Skrik, Edvard Munch, 1893 |
Now this week my grandmother has died. I've seen this coming for a number of years and I was prepared, but now that it's happened it can't be true. I'm writing this before the funeral, so maybe it hasn't sunk in yet. I feel a bit guilty because this isn't making me as depressed as losing my cat. As we look back, it seems there's a progression of bereavement: from minor pet like a goldfish or hamster, to the major common ones like cats and dogs, to an elderly relative, then to your parents. When you reach the end of this you slot into another person's progression. Finally you die and bereave someone. Each step (up or down?) this ladder brings you closer to understanding the price of sentience.

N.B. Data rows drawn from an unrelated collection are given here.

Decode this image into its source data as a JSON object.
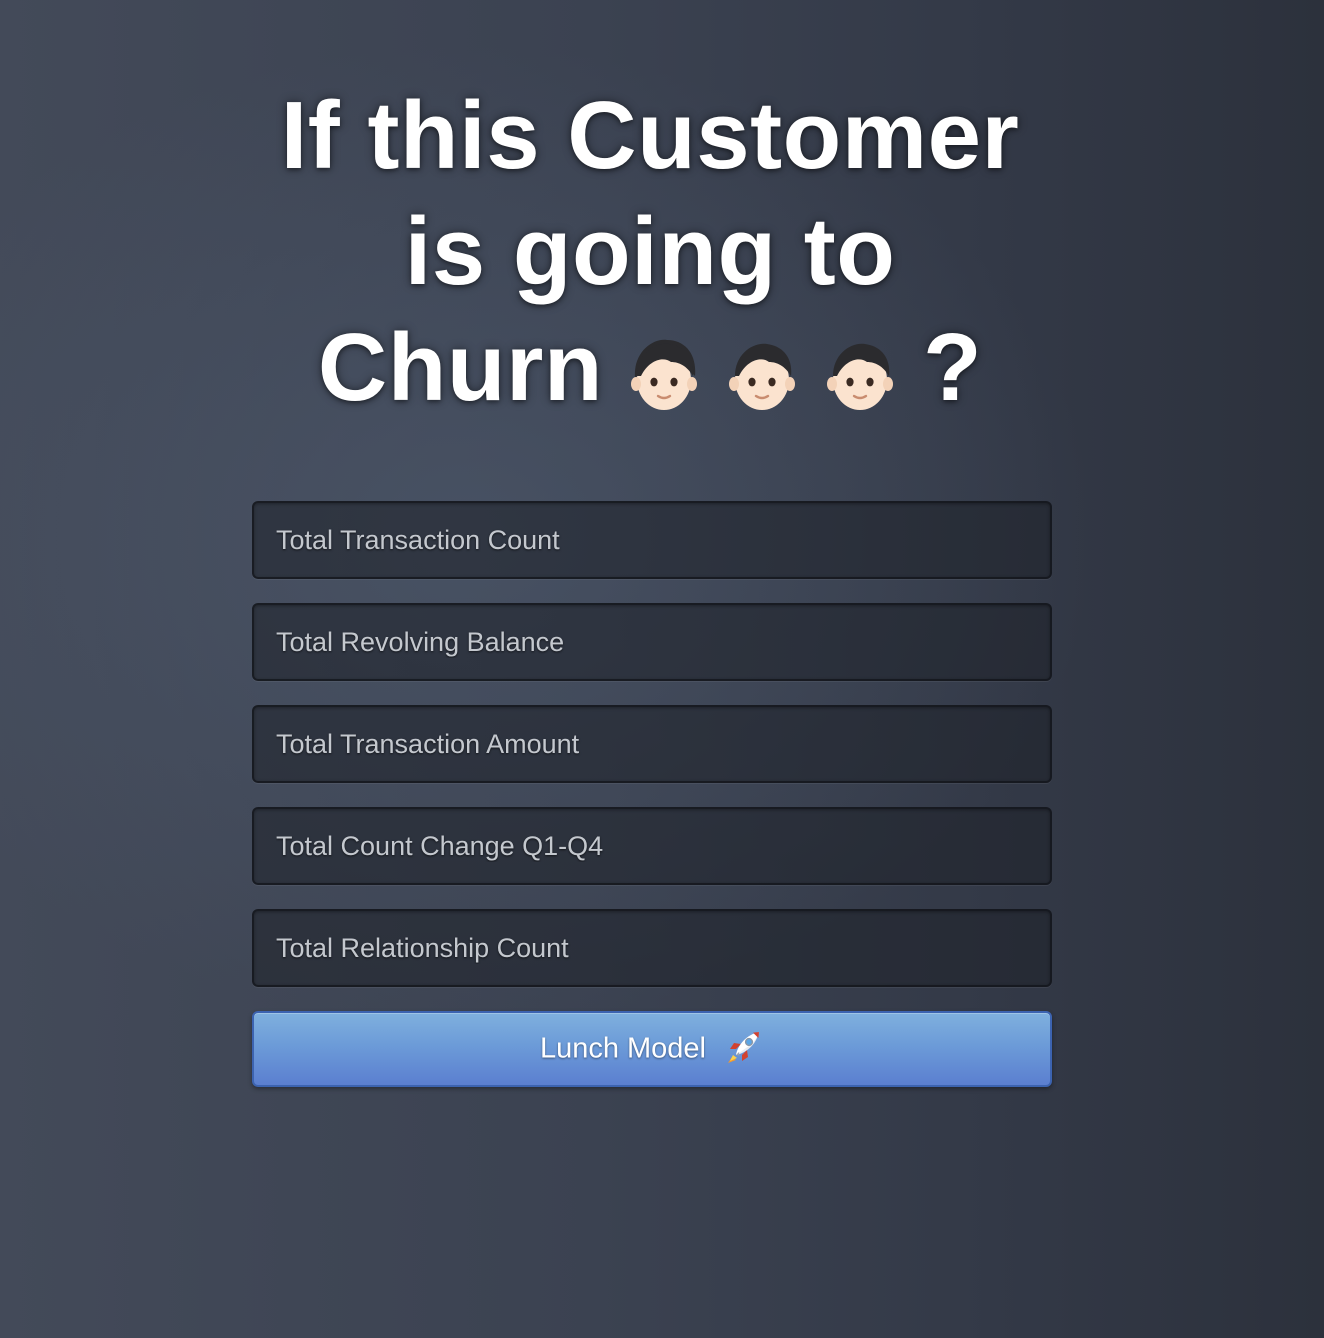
{
  "header": {
    "title_line1": "If this Customer",
    "title_line2": "is going to",
    "title_line3_text": "Churn",
    "title_question_mark": "?",
    "title_emojis": [
      "person-emoji",
      "person-emoji",
      "person-emoji"
    ]
  },
  "form": {
    "fields": [
      {
        "placeholder": "Total Transaction Count"
      },
      {
        "placeholder": "Total Revolving Balance"
      },
      {
        "placeholder": "Total Transaction Amount"
      },
      {
        "placeholder": "Total Count Change Q1-Q4"
      },
      {
        "placeholder": "Total Relationship Count"
      }
    ],
    "submit": {
      "label": "Lunch Model",
      "icon": "rocket-icon"
    }
  },
  "colors": {
    "background_left": "#434a59",
    "background_right": "#2c313c",
    "field_bg": "#262a33",
    "button_top": "#7fb0de",
    "button_bottom": "#5b7fd0",
    "title_text": "#ffffff"
  }
}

Now that I've stepped onto the human part of this process, the more I remember my grandmother and think about her death the more I feel some terrifying realisation coming to the surface. And it can't be true.
From their house and material possessions within it, to the memories whether they be organic or digital. All this stuff is still around, but the person is not. We're preserving the memory of a person but not yet the person. And it leads to a cognitive dissonance where you choose to believe someone has just gone away for a long time. Hence the way death is often described to children. That lie won't last forever whereupon religion takes stage and forms a nice comfy crutch. If you're good you go to heaven! Whereas in the real world the government takes away your benefits for doing too much charity work.

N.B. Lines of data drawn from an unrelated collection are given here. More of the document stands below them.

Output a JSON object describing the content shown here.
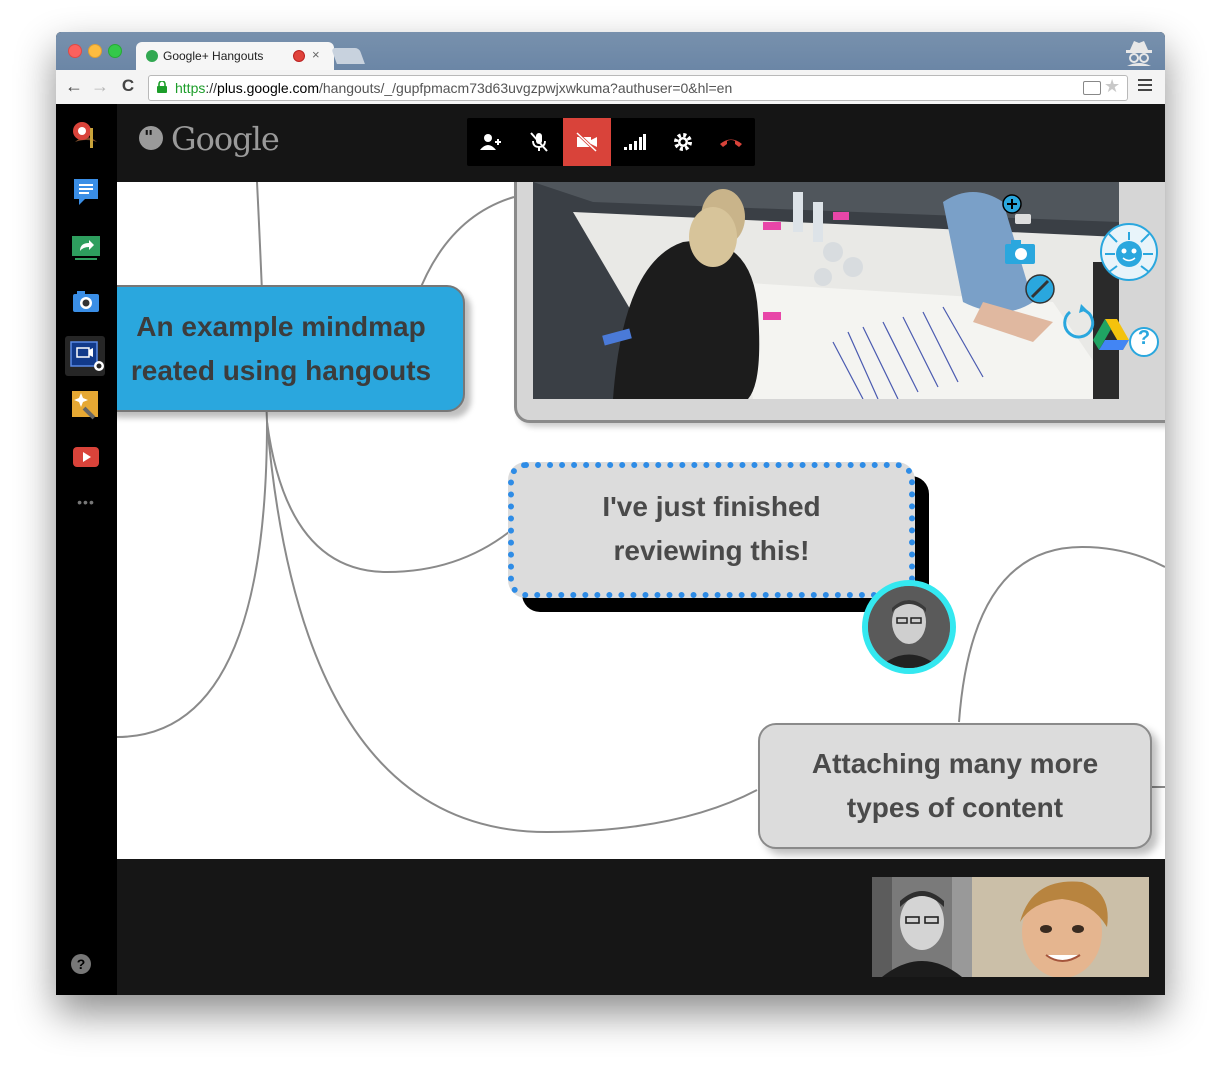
{
  "browser": {
    "tab_title": "Google+ Hangouts",
    "tab_close": "×",
    "url_scheme": "https",
    "url_sep": "://",
    "url_host": "plus.google.com",
    "url_path": "/hangouts/_/gupfpmacm73d63uvgzpwjxwkuma?authuser=0&hl=en",
    "nav_icons": [
      "back-arrow-icon",
      "forward-arrow-icon",
      "reload-icon"
    ],
    "back_glyph": "←",
    "forward_glyph": "→",
    "reload_glyph": "C",
    "star_glyph": "★"
  },
  "hangout": {
    "brand_text": "Google",
    "brand_glyph": "\"",
    "callbar_icons": [
      "invite-person-icon",
      "mic-muted-icon",
      "camera-off-icon",
      "bandwidth-icon",
      "settings-gear-icon",
      "hang-up-icon"
    ],
    "callbar_active": "camera-off-icon",
    "sidebar_icons": [
      "app-badge-icon",
      "chat-icon",
      "screenshare-icon",
      "camera-icon",
      "mindmap-app-icon",
      "effects-icon",
      "youtube-icon",
      "more-dots-icon"
    ],
    "sidebar_more": "•••",
    "help_label": "?"
  },
  "mindmap": {
    "node_example": [
      "An example mindmap",
      "reated using hangouts"
    ],
    "node_review": [
      "I've just finished",
      "reviewing this!"
    ],
    "node_attach": [
      "Attaching many more",
      "types of content"
    ],
    "toolbox_icons": [
      "add-node-icon",
      "camera-icon",
      "pen-icon",
      "refresh-icon",
      "drive-icon",
      "help-circle-icon",
      "bug-mascot-icon"
    ],
    "toolbox_help": "?"
  },
  "colors": {
    "accent_blue": "#2aa7de",
    "active_red": "#d9433a",
    "avatar_ring": "#34e8f0",
    "dotted_border": "#2e8ce6"
  }
}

As an atheist and 'believer' in the hard sciences, despite being a student of the 'soft' social sciences, quantum physics sometimes comes across as unscientific or magical in our orderly Newtonian world. One day the universe will sadly end. I read a wild interpretation of the Big Bounce theory that said because quantum physics would take over, the improbable would become probable and we'd all come back just the way we are. That would be nice, but let's face it - we've traded one crutch for another. And even I quite like that one.